As I recently mentioned on Twitter, one of my money-draining habits is to take a punt on cheap self-released or vanity pressed records from eBay and Discogs users who offer "no extra postage for two additional records on any order". Usually, this results in me receiving some poorly pressed vinyl containing a tragic Totnes based singer-songwriter weeping into an electric piano about his many lost loves. Stick to playing background music in the nearest "high end" Indian restaurant, mate. Occasionally, though, the odd surprise gets netted.

While "How Am I Spozed To" is absolutely not a lost classic, it's a neatly phased bit of New Wave which chugs along propulsively, treading a well-worn hip disco groove but delivering a hook that remains in your brain for the rest of the day. It's definitely stylistically closer to the less credible end of things - think Boomtown Rats or BA Robertson rather than Blondie or Talking Heads - but manages to dodge the irritating attention-seeking of Robertson and the sub-Springsteen posturing of Geldof quite neatly. 

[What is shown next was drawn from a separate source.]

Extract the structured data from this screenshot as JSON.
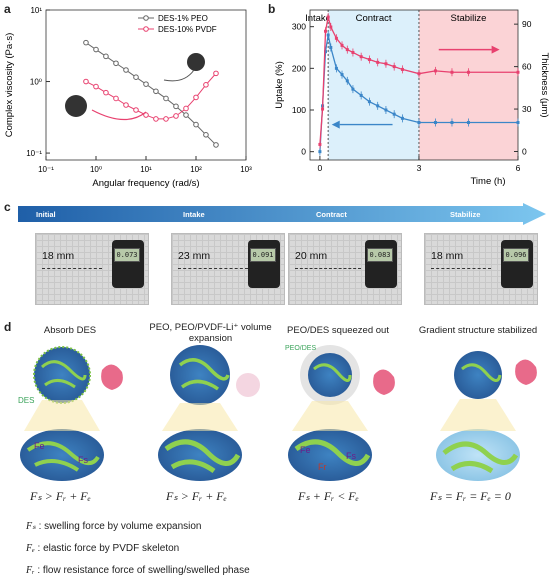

Please don't ask me who is responsible for this, though, because I haven't a clue. Clearly, we have to assume it's Peter David, as he's credited as the songwriter and producer on the label, but if he did anything besides this, I'm drawing a blank. There is an online estate agent in Halifax called Peter David who specialises in "Self Service" house sales, and while it would be hilarious and lovely if this turned out to be the same chap, it seems pretty damn unlikely he consistently used the "self service" moniker throughout the rest of his career. "Hey, I'm your estate agent, but you may remember me from a piece of vanity released vinyl I put out in 1983" doesn't seem like much of a selling point.